There is a truism that change is inevitable. We all experience it, most of us are wary of it and some of us believe we can stop it. Working people today are being buffeted by change from a thousand directions. Some positive and beyond traumatic. If you’re a coal miner, these are fearful times. If you build batteries or computer chips, the future seems bright. Some are in a position to embrace change, while others see their futures collapsing. This was starkly evident in a Coke Plant gate the other day, when an “old head” angrily said “they want to shut it all down”. He wasn’t at all confident there would be a “just transition” for him and his co-workers. He wants the union to stop the attacks on Coke Plants. That’s the only way he sees his future security.
I’ve lived through the decline of America’s steel industry. My co-workers and I had to decide how we would deal with unexpected changes.

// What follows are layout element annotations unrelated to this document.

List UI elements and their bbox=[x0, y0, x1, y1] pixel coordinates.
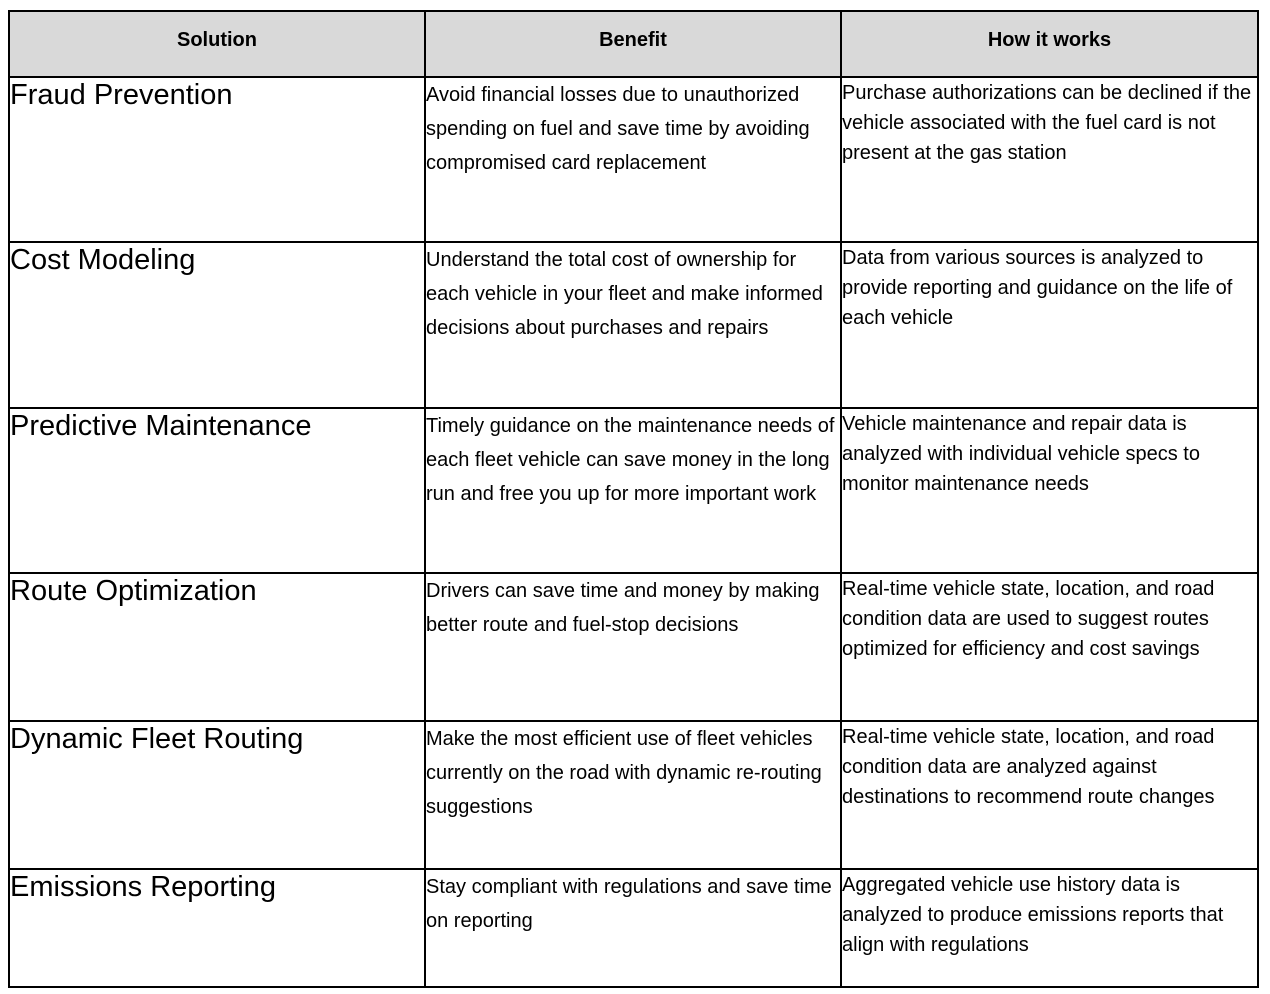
benefit-cell: Stay compliant with regulations and save time on reporting bbox=[425, 869, 841, 987]
how-it-works-cell: Vehicle maintenance and repair data is analyzed with individual vehicle specs to monitor maintenance needs bbox=[841, 408, 1258, 573]
solution-cell: Predictive Maintenance bbox=[9, 408, 425, 573]
how-it-works-cell: Data from various sources is analyzed to provide reporting and guidance on the life of each vehicle bbox=[841, 242, 1258, 408]
how-it-works-cell: Purchase authorizations can be declined if the vehicle associated with the fuel card is not present at the gas station bbox=[841, 77, 1258, 242]
header-benefit: Benefit bbox=[425, 11, 841, 77]
benefit-cell: Avoid financial losses due to unauthorized spending on fuel and save time by avoiding compromised card replacement bbox=[425, 77, 841, 242]
how-it-works-cell: Real-time vehicle state, location, and road condition data are analyzed against destinations to recommend route changes bbox=[841, 721, 1258, 869]
table-row bbox=[9, 573, 1258, 721]
benefit-cell: Understand the total cost of ownership for each vehicle in your fleet and make informed decisions about purchases and repairs bbox=[425, 242, 841, 408]
benefit-cell: Make the most efficient use of fleet vehicles currently on the road with dynamic re-routing suggestions bbox=[425, 721, 841, 869]
how-it-works-cell: Aggregated vehicle use history data is analyzed to produce emissions reports that align with regulations bbox=[841, 869, 1258, 987]
table-header-row bbox=[9, 11, 1258, 77]
benefit-cell: Timely guidance on the maintenance needs of each fleet vehicle can save money in the long run and free you up for more important work bbox=[425, 408, 841, 573]
benefit-cell: Drivers can save time and money by making better route and fuel-stop decisions bbox=[425, 573, 841, 721]
solution-cell: Dynamic Fleet Routing bbox=[9, 721, 425, 869]
how-it-works-cell: Real-time vehicle state, location, and road condition data are used to suggest routes optimized for efficiency and cost savings bbox=[841, 573, 1258, 721]
table-row bbox=[9, 77, 1258, 242]
solution-cell: Emissions Reporting bbox=[9, 869, 425, 987]
header-solution: Solution bbox=[9, 11, 425, 77]
table-row bbox=[9, 721, 1258, 869]
solution-cell: Fraud Prevention bbox=[9, 77, 425, 242]
table-row bbox=[9, 869, 1258, 987]
solutions-table bbox=[8, 10, 1259, 988]
solution-cell: Route Optimization bbox=[9, 573, 425, 721]
solution-cell: Cost Modeling bbox=[9, 242, 425, 408]
table-row bbox=[9, 242, 1258, 408]
header-how-it-works: How it works bbox=[841, 11, 1258, 77]
table-row bbox=[9, 408, 1258, 573]
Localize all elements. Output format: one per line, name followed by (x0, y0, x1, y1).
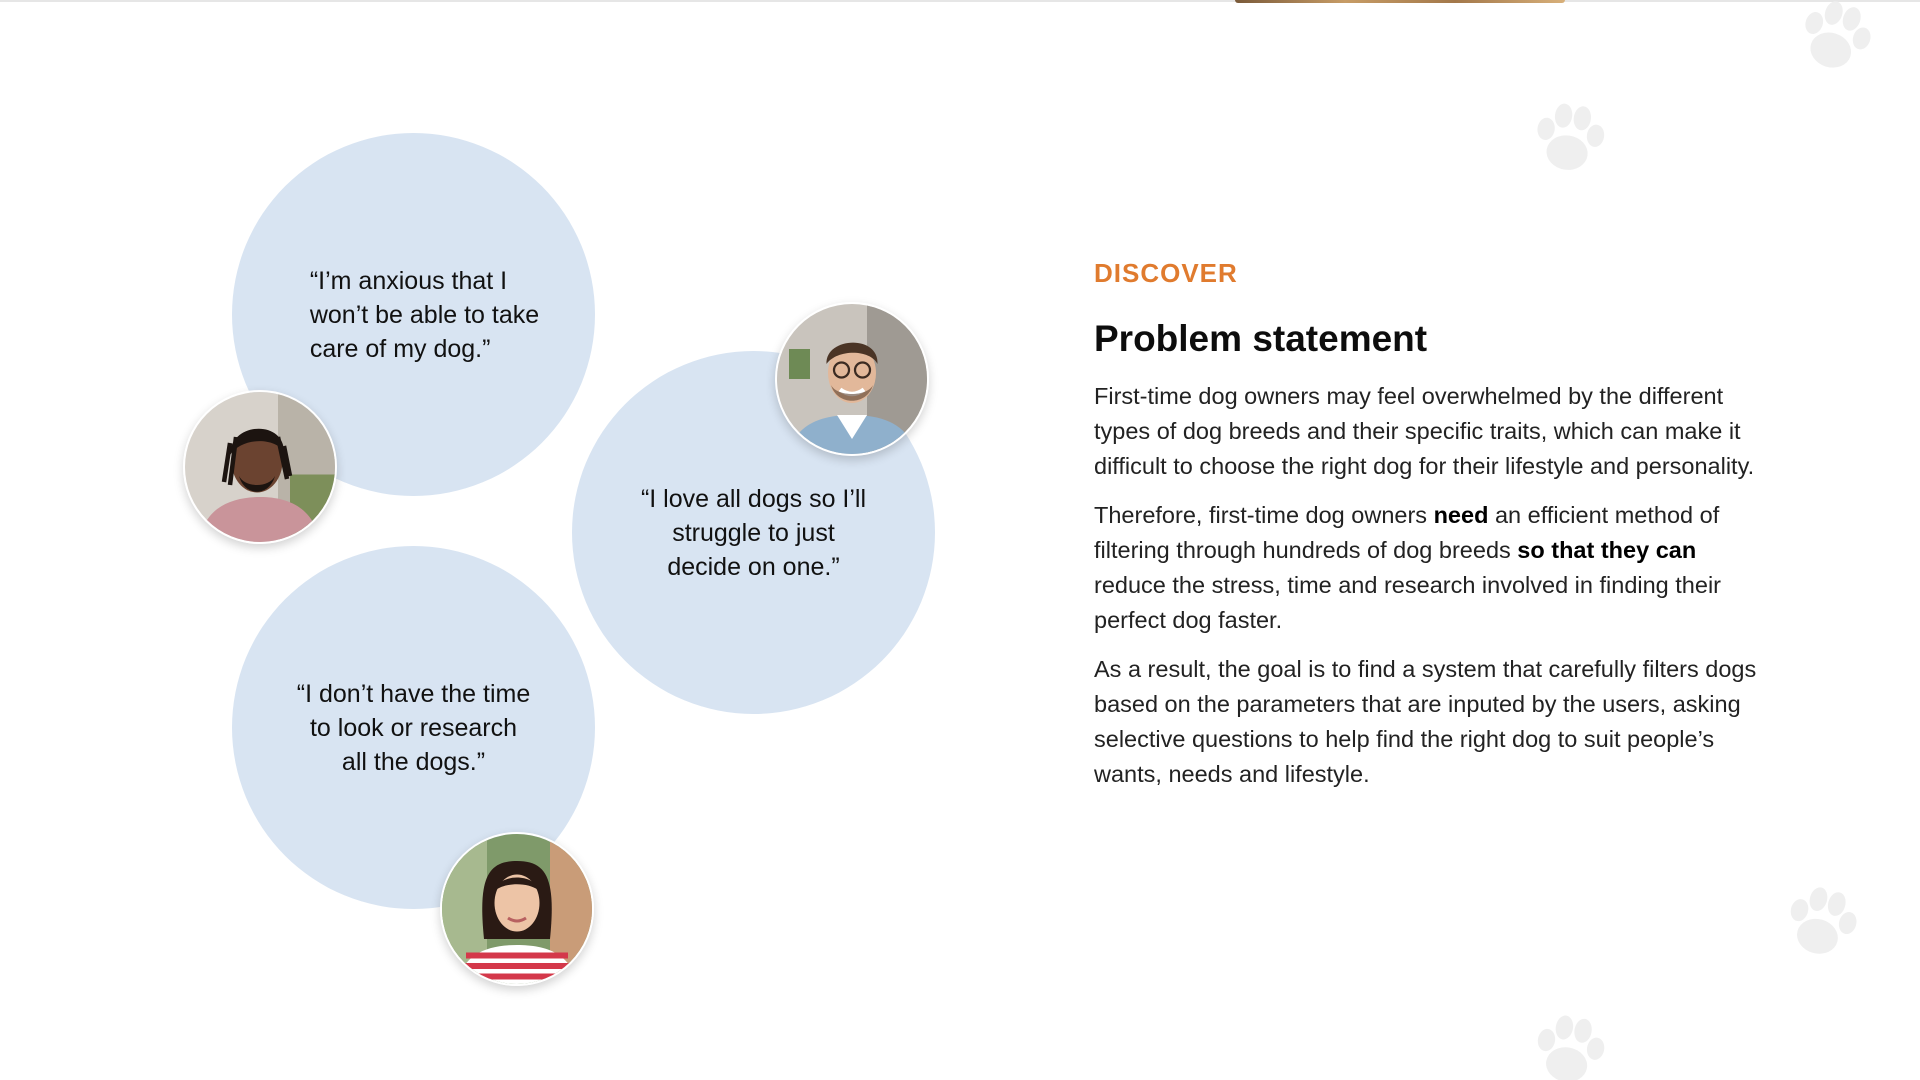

Fight them or adapt? It wasn’t an either/or choice. Some of the change was the natural outcome of a mature nation that was reducing its need for our products and new technology that used less workers. Some was induced by the greed of the financial guru’s, who found it more profitable to have America’s steel needs fulfilled in other countries where they could exploit workers, the environment and weak governments. We had to adapt to the smaller market and technology, but continue to fight the profiteer’s version of a global economy.
The” just stop” change is a natural response to the fear coming from an unknown future. Any worker whose jobs depend on the fossil fuel industry or whose products generate greenhouse gasses, face a public that increasingly calling for their workplaces demise. There is talk about a “just transition”, but they know America has never planned or mitigated the downside of change effectively. They see themselves as sitting ducks, collateral damage in a “fend for yourself” nation. They don’t see their stories, their value, their importance to the economy heard or considered.
Workers have a mighty tool in any effort to get heard in the wind tunnels of change. It’s their unions. While most have an outdated view that unions are only about wages, working conditions and such, the truth is that they have been and can be the “shapers” of change that working people need. That collective voice, that is the heart and power of a union, is also a way to get win-wins for working people from the inevitable changes that we are being tossed around in.
Oh no, you groan. Not those self-centered, greedy unions! All they do is gum up the works. We’ll never make progress if we have to listen to them! This is the flip-side of the “just stop it” attitude. What’s really being said is that the only way forward is full speed ahead. Even if you’re headed into a brick wall. In ignoring the voices of working people, impacted by change, those who see the value of some changes are building their own brick wall to run smack dab into.
The first step in really starting to solve the economic and environmental challenges we face is to assure workers a full voice and seat at the decision-making table and aggressively demonstrate that policies addressing change, provide a tangible “just transition”. To believe it, workers have to see it.
Even with an invite to the party, Union leadership has a daunting task. We have to convince our members, and working people in general, that unions have the power to shape change. This requires communication, education and a vision that is more appealing than “just say no”. Given the history workers know, this is a herculean task. The union movement’s leadership has to embrace its role as a change “shaper” and convince an understandably wary membership to participate.
Without this, the opportunists that are pandering to the “just stop it” fears, are filling the vacuum. That Coke Plant steelworker needs to know that hydrogen technology will start replacing his Coke Plant in the next five to ten years. At the same time, the environmentalist has to know that this world can not shut down its industrial and manufacturing capacity and remain viable. In the struggle to save the planet, they have to understand a lot more about the consequences their change proposals entail. Green manufacturing is possible and the march to a carbon-neutral world will require lots of compromises from a lot of places. Unions can be the shapers, messengers, negotiators, educators and mitigators that working people and the nation sorely needs.